«
  1. Anasayfa
  2. Kısa Hikayeler Oku
  3. Ben De Gittim Bir Geyiğin Avına

Ben De Gittim Bir Geyiğin Avına

türkülerin yaşanmış hikayeleri

Ben De Gittim Bir Geyiğin Avına – Türkülerin Yaşanmış Hikayeleri

Türkülerin Yaşanmış Hikayeleri: ‘Ben de Gittim Bir Geyiğin Avına‘ – Bu hikaye, Türk halk müziğinin unutulmaz türkülerinden biri olan ‘Ben de Gittim Bir Geyiğin Avına’ türküsünün ardındaki gerçek hikayeyi anlatıyor. Halil’in geyik avı tutkusunu ve bu tutkunun ailesi ve sevdikleri üzerindeki etkilerini keşfedin. Annesinin uyarıları ve nişanlısının endişeleri arasında sıkışıp kalan Halil’in kararlılığını ve Alageyik ile olan çekişmesini derinlemesine inceleyin.

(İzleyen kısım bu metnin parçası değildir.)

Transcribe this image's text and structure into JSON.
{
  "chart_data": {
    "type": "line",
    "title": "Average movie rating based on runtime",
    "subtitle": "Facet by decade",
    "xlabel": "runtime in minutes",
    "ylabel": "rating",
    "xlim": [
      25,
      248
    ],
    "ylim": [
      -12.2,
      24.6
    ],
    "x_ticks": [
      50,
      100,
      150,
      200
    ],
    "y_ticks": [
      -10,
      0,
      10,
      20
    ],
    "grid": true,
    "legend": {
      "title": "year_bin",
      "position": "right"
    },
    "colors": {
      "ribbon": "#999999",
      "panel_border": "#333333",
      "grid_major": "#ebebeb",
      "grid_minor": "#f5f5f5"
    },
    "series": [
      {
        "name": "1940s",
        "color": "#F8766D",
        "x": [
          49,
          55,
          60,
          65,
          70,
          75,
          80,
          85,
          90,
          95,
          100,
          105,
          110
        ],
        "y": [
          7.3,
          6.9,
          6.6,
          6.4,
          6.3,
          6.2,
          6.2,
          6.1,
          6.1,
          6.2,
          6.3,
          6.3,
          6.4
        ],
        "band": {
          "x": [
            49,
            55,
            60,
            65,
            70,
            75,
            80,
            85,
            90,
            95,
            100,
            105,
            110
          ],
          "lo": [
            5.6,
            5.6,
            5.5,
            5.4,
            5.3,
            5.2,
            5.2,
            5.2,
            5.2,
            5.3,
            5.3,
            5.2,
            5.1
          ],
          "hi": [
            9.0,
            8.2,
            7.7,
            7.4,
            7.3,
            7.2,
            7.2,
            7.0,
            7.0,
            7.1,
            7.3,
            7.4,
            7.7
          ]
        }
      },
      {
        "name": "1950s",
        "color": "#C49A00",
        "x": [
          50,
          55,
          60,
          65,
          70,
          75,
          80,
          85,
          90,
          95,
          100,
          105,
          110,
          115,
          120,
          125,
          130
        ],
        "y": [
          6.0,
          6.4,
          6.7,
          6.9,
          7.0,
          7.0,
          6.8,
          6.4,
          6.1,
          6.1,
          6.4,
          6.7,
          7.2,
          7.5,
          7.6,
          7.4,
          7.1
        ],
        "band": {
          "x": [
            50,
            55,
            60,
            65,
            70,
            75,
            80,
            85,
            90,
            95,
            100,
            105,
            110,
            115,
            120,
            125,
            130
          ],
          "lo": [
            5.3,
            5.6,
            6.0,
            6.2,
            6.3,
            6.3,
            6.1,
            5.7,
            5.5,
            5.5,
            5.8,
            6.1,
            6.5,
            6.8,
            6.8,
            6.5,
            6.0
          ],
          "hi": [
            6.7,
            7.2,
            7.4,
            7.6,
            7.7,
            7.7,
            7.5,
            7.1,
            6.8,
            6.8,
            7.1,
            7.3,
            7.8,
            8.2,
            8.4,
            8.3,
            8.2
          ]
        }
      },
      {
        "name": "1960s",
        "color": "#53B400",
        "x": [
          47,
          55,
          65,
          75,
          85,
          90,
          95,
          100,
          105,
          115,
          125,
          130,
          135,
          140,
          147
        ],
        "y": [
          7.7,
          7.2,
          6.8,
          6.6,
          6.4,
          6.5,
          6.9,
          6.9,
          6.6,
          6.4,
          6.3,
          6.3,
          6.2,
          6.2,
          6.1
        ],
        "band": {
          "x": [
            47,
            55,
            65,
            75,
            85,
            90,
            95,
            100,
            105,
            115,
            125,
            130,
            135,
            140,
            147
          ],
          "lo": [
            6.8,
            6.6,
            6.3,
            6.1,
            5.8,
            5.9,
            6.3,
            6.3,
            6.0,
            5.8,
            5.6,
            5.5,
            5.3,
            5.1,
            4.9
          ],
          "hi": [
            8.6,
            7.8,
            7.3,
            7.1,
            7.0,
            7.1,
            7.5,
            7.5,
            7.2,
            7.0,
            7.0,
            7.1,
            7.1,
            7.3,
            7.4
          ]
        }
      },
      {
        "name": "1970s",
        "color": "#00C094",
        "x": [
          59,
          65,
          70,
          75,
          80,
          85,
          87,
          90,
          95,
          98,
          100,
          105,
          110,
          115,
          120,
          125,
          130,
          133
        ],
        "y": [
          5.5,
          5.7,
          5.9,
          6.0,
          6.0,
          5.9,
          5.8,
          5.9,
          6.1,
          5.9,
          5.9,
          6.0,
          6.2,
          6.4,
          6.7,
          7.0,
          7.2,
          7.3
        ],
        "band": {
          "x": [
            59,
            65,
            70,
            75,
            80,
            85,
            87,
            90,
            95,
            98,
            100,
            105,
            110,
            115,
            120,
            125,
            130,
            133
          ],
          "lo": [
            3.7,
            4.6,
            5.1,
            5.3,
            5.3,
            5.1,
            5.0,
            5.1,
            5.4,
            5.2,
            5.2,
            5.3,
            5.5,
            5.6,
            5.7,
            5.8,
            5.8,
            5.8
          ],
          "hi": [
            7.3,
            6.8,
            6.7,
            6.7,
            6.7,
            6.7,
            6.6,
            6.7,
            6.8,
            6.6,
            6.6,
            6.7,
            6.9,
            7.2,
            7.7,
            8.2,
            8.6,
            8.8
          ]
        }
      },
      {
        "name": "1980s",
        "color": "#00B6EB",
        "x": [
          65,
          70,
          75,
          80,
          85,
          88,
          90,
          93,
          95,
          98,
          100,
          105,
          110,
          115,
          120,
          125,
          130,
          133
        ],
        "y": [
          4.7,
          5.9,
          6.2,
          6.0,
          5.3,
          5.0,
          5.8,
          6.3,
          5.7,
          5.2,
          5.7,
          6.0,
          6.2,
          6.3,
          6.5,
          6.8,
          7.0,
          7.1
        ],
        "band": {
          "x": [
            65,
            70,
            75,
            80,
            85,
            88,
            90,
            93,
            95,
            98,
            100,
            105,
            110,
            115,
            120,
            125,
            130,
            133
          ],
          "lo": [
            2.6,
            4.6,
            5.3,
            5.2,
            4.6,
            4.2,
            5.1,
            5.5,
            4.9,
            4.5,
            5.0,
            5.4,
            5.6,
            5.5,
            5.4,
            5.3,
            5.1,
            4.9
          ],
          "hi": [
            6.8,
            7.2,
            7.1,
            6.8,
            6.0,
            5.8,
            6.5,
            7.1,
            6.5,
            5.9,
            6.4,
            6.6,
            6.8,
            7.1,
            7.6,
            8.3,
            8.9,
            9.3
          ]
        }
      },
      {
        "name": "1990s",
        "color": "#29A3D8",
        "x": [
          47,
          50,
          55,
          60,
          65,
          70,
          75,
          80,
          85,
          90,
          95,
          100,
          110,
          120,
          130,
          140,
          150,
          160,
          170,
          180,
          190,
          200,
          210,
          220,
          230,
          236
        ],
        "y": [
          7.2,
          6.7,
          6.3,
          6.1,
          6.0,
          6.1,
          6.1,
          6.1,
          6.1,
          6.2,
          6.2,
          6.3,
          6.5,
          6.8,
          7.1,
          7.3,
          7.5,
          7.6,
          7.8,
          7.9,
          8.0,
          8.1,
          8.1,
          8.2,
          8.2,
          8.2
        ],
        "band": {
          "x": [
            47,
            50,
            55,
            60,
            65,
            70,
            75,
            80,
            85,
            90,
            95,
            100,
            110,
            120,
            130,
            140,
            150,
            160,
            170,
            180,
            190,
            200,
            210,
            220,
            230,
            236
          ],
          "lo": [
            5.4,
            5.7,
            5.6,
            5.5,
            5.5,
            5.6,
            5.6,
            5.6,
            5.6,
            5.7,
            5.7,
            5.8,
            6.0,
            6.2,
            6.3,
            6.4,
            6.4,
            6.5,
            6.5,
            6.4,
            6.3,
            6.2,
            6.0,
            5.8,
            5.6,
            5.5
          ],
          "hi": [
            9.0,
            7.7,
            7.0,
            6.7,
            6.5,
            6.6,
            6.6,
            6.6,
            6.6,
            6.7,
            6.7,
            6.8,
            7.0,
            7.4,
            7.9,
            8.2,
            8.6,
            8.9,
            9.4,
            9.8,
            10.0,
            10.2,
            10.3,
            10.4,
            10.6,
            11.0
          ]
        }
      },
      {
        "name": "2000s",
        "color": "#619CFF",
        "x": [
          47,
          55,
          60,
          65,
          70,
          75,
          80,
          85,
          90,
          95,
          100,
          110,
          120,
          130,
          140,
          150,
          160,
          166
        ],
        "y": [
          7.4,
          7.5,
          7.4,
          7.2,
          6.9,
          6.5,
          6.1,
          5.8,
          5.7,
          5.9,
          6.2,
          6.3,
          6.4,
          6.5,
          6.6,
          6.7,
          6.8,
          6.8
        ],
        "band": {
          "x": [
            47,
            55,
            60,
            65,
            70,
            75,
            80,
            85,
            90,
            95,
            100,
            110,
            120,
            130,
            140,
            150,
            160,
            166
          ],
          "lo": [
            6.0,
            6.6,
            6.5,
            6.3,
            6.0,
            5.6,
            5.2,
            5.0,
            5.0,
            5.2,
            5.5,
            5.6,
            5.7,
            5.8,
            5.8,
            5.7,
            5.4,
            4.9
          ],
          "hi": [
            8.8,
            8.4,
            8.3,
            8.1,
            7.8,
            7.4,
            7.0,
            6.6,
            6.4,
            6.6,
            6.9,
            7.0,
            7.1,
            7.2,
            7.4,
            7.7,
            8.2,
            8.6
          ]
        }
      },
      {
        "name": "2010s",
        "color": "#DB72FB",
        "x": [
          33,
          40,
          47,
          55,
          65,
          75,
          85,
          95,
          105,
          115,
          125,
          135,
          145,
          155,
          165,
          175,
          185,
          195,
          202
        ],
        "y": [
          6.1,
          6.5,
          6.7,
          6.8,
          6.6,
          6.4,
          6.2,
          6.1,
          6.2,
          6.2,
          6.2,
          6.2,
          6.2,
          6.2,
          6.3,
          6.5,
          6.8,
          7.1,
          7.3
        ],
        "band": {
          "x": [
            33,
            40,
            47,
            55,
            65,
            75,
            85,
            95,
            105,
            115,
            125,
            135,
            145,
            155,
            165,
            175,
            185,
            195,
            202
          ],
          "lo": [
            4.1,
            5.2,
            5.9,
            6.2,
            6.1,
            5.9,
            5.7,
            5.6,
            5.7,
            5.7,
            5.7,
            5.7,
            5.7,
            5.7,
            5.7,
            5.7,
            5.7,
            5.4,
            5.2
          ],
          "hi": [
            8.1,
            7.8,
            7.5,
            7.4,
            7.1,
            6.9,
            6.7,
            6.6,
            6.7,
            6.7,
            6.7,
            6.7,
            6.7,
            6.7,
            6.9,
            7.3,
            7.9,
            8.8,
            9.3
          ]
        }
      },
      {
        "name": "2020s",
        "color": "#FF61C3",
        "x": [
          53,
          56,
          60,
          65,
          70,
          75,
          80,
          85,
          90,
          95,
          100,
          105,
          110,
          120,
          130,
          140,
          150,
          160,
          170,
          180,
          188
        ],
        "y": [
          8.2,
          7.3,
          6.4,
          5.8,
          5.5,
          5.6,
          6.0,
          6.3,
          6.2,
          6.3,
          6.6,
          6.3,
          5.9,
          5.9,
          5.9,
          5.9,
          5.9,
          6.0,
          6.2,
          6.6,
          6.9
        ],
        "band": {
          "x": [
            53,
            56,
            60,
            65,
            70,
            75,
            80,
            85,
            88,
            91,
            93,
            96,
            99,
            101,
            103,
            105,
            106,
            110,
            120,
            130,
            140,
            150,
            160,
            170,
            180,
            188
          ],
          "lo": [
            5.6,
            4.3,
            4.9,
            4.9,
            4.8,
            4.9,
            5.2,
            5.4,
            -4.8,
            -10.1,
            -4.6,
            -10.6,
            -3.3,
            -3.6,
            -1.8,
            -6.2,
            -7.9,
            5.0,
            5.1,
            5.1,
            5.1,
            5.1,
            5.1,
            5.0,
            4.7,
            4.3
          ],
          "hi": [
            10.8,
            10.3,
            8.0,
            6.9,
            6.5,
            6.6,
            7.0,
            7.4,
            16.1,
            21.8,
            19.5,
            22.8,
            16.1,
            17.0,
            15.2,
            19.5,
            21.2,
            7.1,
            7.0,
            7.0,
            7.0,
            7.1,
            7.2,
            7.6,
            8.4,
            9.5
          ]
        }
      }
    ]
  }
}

Ben de gittim bir geyiğin avına,

Geyik çekti beni kendi dağına,

Tövbeler tövbesi geyik avına.

Gidin arkadaşlar kaldım kayada,

Siz gidin kardaşlar kaldım burada.

Tövbe ya… Tövbe ki, tövbe! Yalnız geyik avına mı tövbe, yoksa dağların doruklarına, kırların yeşiline, havaya, suya mı bu tövbe? Tüm güzelliklere mi tövbe.

Eee ne dersin? Bir kez ecel elini atmaya görsün. Gençlik, nişanlılık, yakışıklılık para eder mi? Sebep? Sebep dizi dizi, kimini bir çukura düşürür; kimini kayadan uçurur. Kimi bir yağlı kurşuna göğüs verir, kimi yele sele gider. Sonra da türkülerin diline takılır, yıllar sonrasına taşınır olay.

Öykümüz Toroslarda geçer. Toroslarda geçer ya, çukurun bitip, tepelerin başladığı; Güneyin bitip, Güneydoğunun başladığı kesiminde Torosların. “Gavur Dağları” derler buradaki Toroslara.

Düz ovayı geçip, Antep – Maraş yolunu tutanlar, bu dağlardan geçmek zorundadır. Zorundadır ya, geçebilirsen. Mübarek dağ değil, zulüm kalesi sanki.

Alttan bakarsın sivri bir tepe. Sağına bakarsın dağ; soluna bakarsın dağ, kıvrım kıvrım Gavur Dağları’nın tepesine çıkmak isteyenler. Bir yanından girilir dağın; döne döne tepesine gelinir, yine döne döne inilir tepe aşağı doğru.

İnilir ama sağı uçurum, solu uçurum. Sivri sivri kayalar var sağda solda. Başı döner insanın kayalara bakarken. Şöyle bir taş parçası alıp atsan aşağı, un ufak olur da, bir uçurumun dibinde dağılır kalır.

Sözün özü; şimdi yol yolak yapılıp, geçilir olmuştur Gavur Dağları ama, vakti zamanında ala gözlü cerenler, çatal boynuzlu geyikler, kınalı keklikler, turaçlar cirit atarmış bu dağlarda. Kekliğin ‘Keklik Kayası’, geyiğin “Geyik Dağı” varmış. Uçurumları, mağaraları da bir bir bilirmiş hayvancıklar.

Eee bir dağda keklik olur, ceren olur, geyik olur da, avcı el atmaz olur mu oraya? Adım başı bir uçurum olsa; ve de uçurumun sonu ölüm olsa, avcı avcılığını yapar, düşer avının peşine.

Düşer ya; eğer avcı gerdeğe girecek bir gençse; eğer nişanlısı onu gerdek odasında bekliyorsa, biraz dikkatli olmalı avcı değil mi? Ne gezer. Eğer öyle olsaydı, günümüze kadar gelen “Alageyik Efsanesi”, dilden dile dolaşmaz, gönülden gönüle bir burukluk bırakıp bitmezdi.

Halil, dal gibi bir genç. Bir de atıcı ki ehh! İşi, gücü geyikler Halil’in, tüfeğini omuzuna, Gavur Dağları. Bir gün, beş gün olsa neyse ne! Bir hafta, on gün dağda kaldığı oluyor Halil’in.

Gelgelelim, geride bir anası ve bir de nişanlısı var Halil’in. Bir nişanlı ki, melek gibi – Halil’e de çok bağlı. Ödü kopuyor Halil dağa gidecek de gelmeyecek diye.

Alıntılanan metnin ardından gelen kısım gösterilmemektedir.